Standard Essential Patent owners can pray for interim and final injunctive relief – Four-fold test for admission of infringement, as laid down in Nokia case, not as per law

A Division Bench of the Delhi High Court has held that Standard Essential Patent owners, who file lawsuits, can pray for interim and final injunctive relief if an infringer is deemed by a Court to be an ‘unwilling licensee,’ often as indicated by the use of ‘stalling’ and other opportunistic bargaining and litigation tactics.

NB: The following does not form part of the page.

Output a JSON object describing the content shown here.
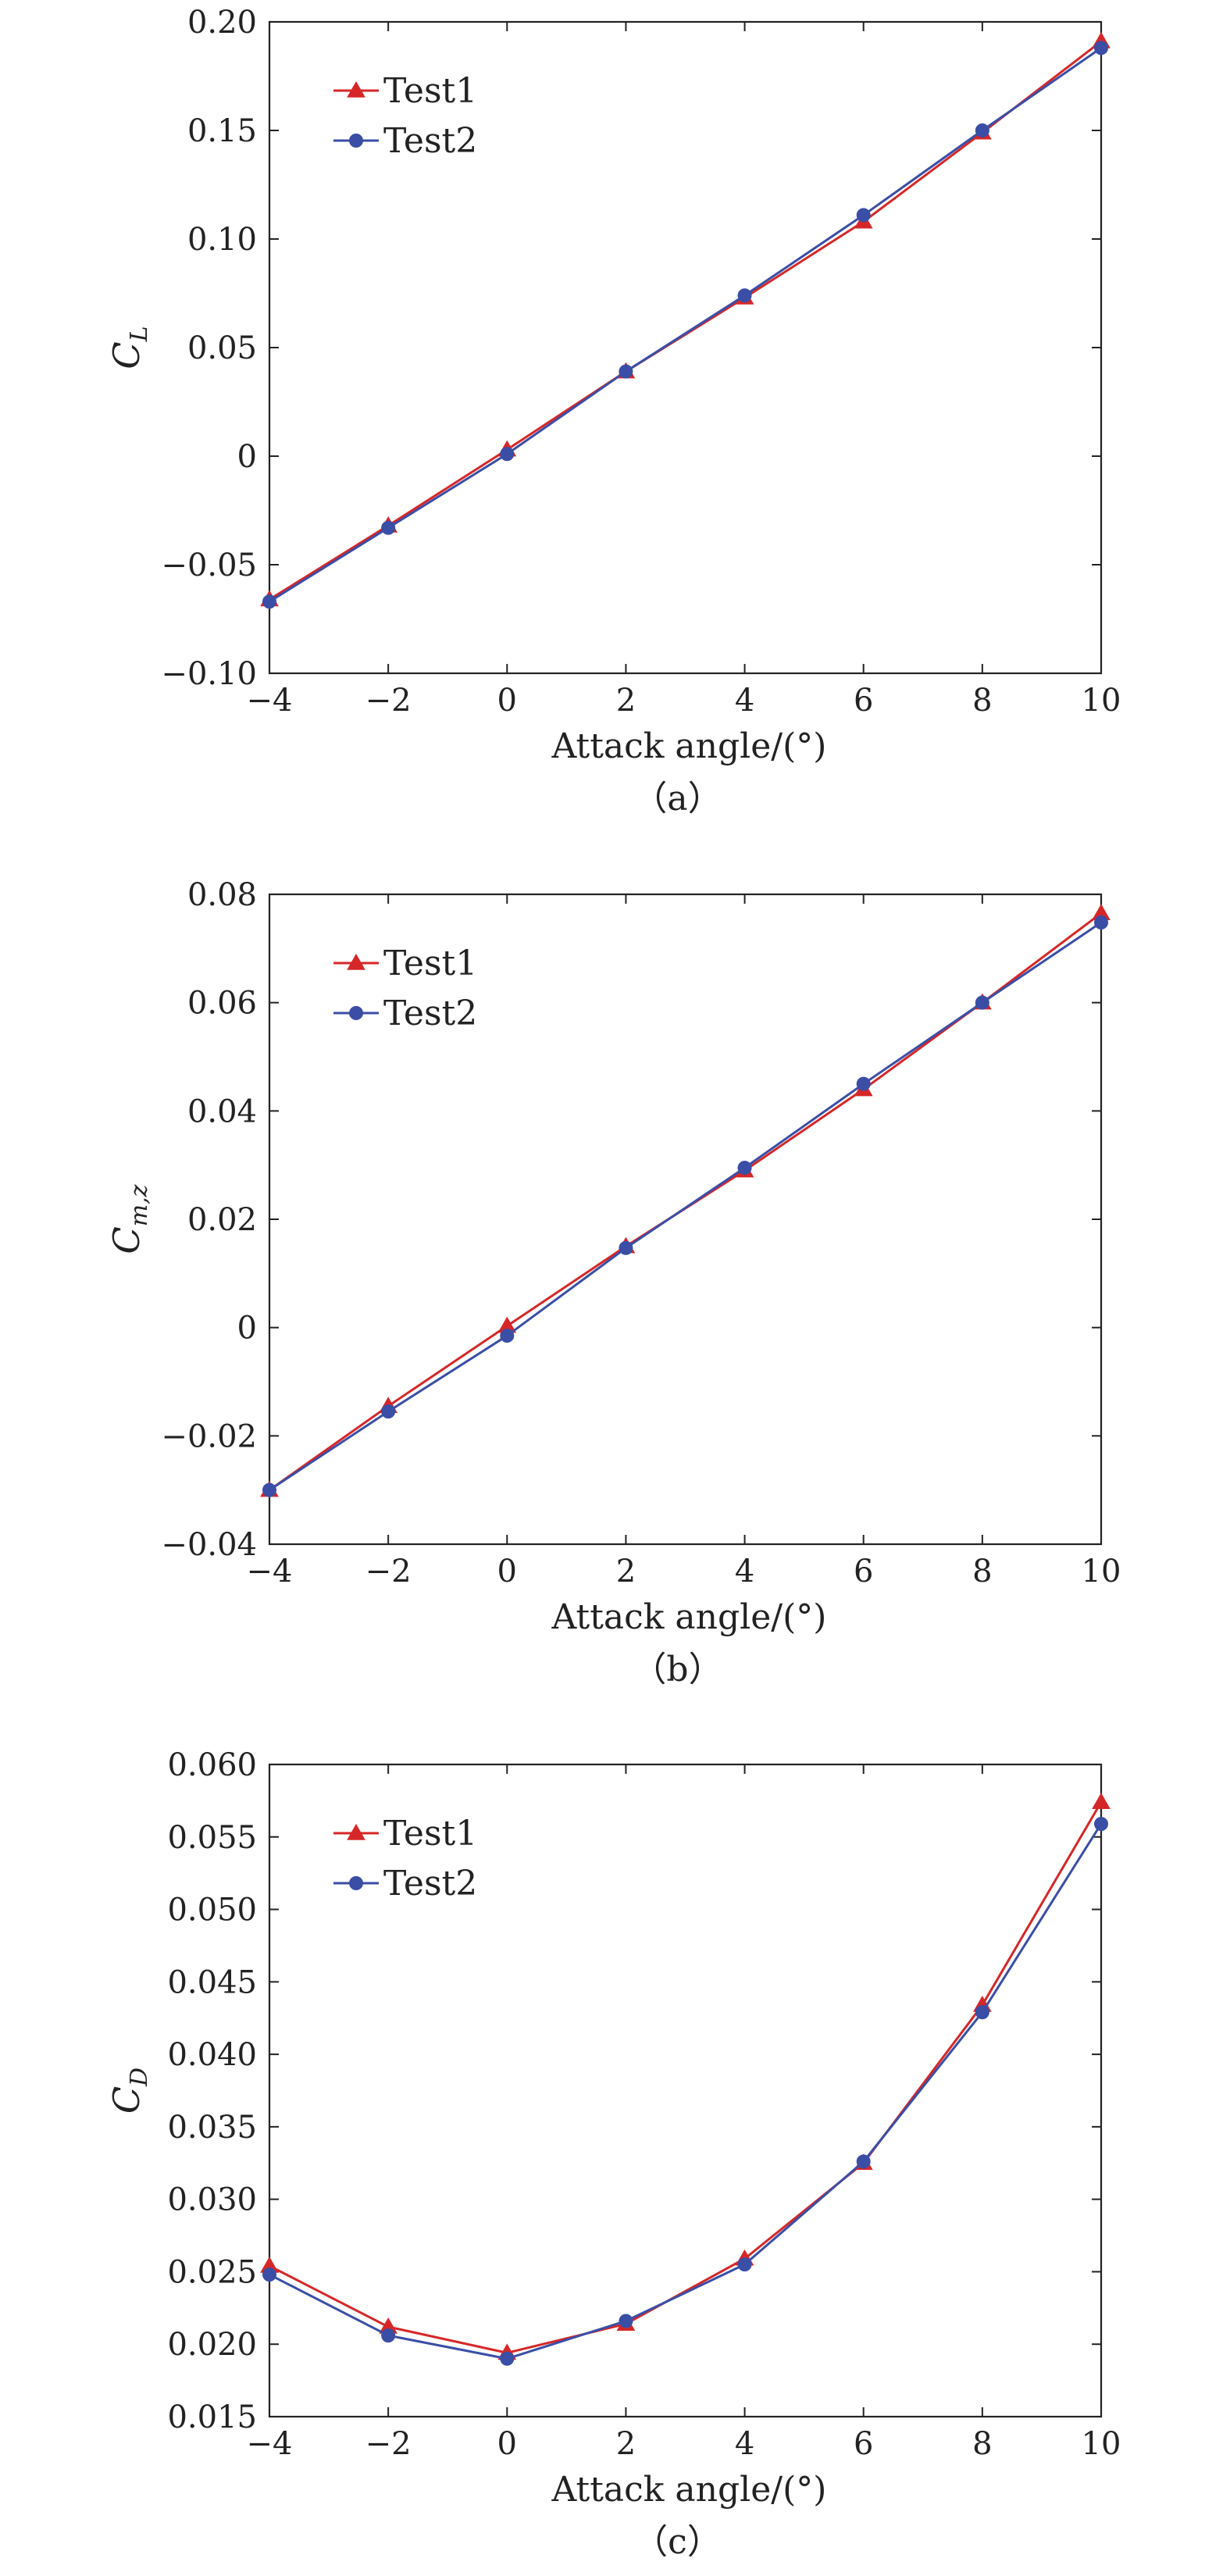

The Court also observed that there is no prohibition in Indian law against a Standard Essential Patentee from seeking an injunction. Observing that there was near uniformity of judicial opinion in multiple jurisdictions, on the issue, the Court noted that if Standard Essential Patent owners are flatly precluded from seeking injunctions, then infringers would have little reason ever to agree to, or negotiate in good faith, a licence with a Standard Essential Patent owner.

The High Court hence rejected the argument that it should not grant an injunction or pass a direction to pay, since the Standard Essential Patent owner’s only interest is in obtaining reasonable royalties, an interest which can be fully recognised by an award of damages at the end of the trial.

The High Court in its Judgement dated 29 March 2023 also held that the four-fold test as laid down the Single Judge Bench of the Court in the decision Nokia Technologies OY v. Guangdong Oppo Mobile Telecommunications Corp. Ltd. & Ors. was contrary to law.

According to the Division Bench, the Single Judge in Nokia v. Oppo set an impossibly high bar for admission in a case of Standard Essential Patent infringement, i.e., there has to be an unequivocal admission on (i) essentiality and validity of the suit patents (ii) fact of utilization (iii) fact that such utilization, absent payment of liability, would amount to infringement (iv) that the royalty rate proposed by the Plaintiff was FRAND.

The Court here in Intex Technologies (India) Ltd. v. Telefonaktiebolaget L M Ericsson observed that if there was an unequivocal admission on all four counts, there would be no necessity to file a suit for infringement at all and otherwise also, same would mean seeking/passing of a final decree at the interim stage. In the opinion of the Court, the four-fold test casts an onerous burden upon the Standard Essential Patentee and that too at the interim stage itself.